Happiness: A Memoir: The Crooked Little Road to Semi-Ever After by Heather Harpham

Happiness: A Memoir: The Crooked Little Road to Semi-Ever After by Heather Harpham

Author:Heather Harpham [Harpham, Heather]
Language: eng
Format: epub
Tags: Biography & Autobiography, Personal Memoirs, women
ISBN: 9781250131577
Google: YjPeDQAAQBAJ
Publisher: Henry Holt and Company
Published: 2017-08-01T00:02:17.536528+00:00


27

Throughout our time in Brooklyn, Brian’s college roommate, affectionately known in our house as “Stooch,” would periodically urge us to call his ex-wife’s sister, a pediatric transplant doctor down in North Carolina. Though we loved Stooch and knew he meant well, we doubted that the key to Gracie’s well-being lay in contacting Stooch’s ex-wife’s sister. Everyone wants to help. Lots of people point you in different directions.

We didn’t need another doctor in the mix.

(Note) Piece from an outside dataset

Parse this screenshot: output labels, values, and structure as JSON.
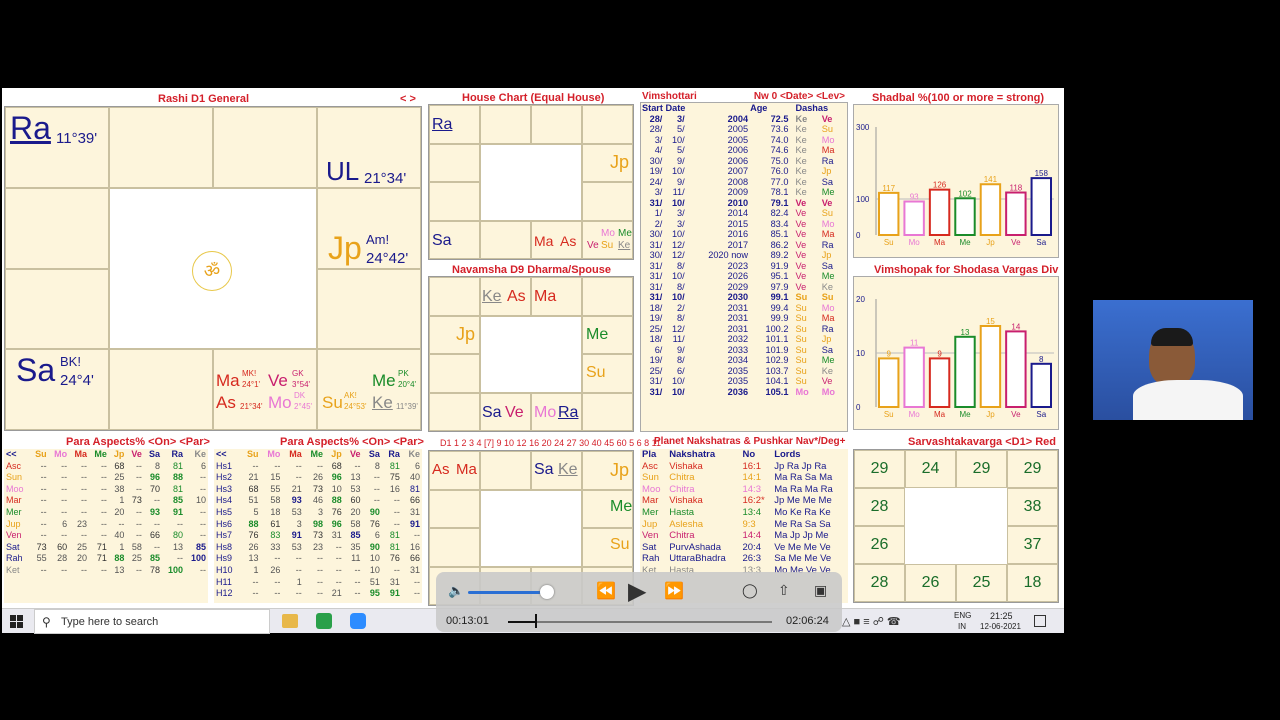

But Stooch kept bringing it up, and so finally one Sunday we called, mostly to say we’d done it and be done with it. The doctor we reached, Dr. Joanne Kurtzberg, was a total surprise. First of all, she happened to be on vacation when we left a message, but she called us back within an hour. She instantly gave us her pager number and cell. She talked with us for almost an hour. It seemed impossibly generous, someone willing to interrupt their fruity cocktail to chat about HLA tissue matches.

Brian began Googling and ended up in shock: Kurtzberg ran the Cord Blood Bone Marrow Transplant unit at Duke Medical Center in Durham. Using cord blood was relatively new in 2004, and most of the places we’d consulted with had done fewer than twenty CB transplants. Duke had done over two hundred. Cord blood bone marrow transplants were Dr. Kurtzberg’s frontier, and she was Annie Oakley.

Dr. Kurtzberg had no doubt whatsoever that Gracie could be cured using Gabriel’s stem cells, especially given that he was “an extended match.” Of the six key markers that must match, Gabriel and Gracie matched all six, and then matched another twelve markers beyond the six. Given such an ideal scenario, Dr. Kurtzberg urged us to transplant Gracie immediately. The fact that this would require us to move to North Carolina for at least six months, likely longer, and that it meant accepting a serious mortality risk right now, didn’t diminish her confidence. She knew she could cure this child and, she implied, it was our duty to let her do it.

This sent us spinning.

In contrast to other physicians who’d advised us to wait, who’d emphasized the risks in transplanting younger patients, Dr. Kurtzberg had one clear message: do it now.

Her perspective was that every blood transfusion Gracie received was weakening her transplant chances, as it weakened her liver with iron overload. The liver is transplant’s hero, the star, the strongman who does the heavy lifting—filtering and disposing of all the toxins from the chemotherapy drugs necessary to prepare the body. Kurtzberg liked to bet on young, healthy livers, the younger and healthier the better. My intuitive sense of what was best for Gracie flowed in the opposite direction. Gracie’s liver was so little; it was barely three. How could such an inexperienced organ be expected to do such a complex, demanding job?

Talking with Dr. Kurtzberg intensified my confusion to a near frenzy.

“This is nuts,” I said to Brian. “They all say different things. Who are we supposed to trust?” I was manically chopping onions; crying for nonemotional reasons had become a strange pleasure.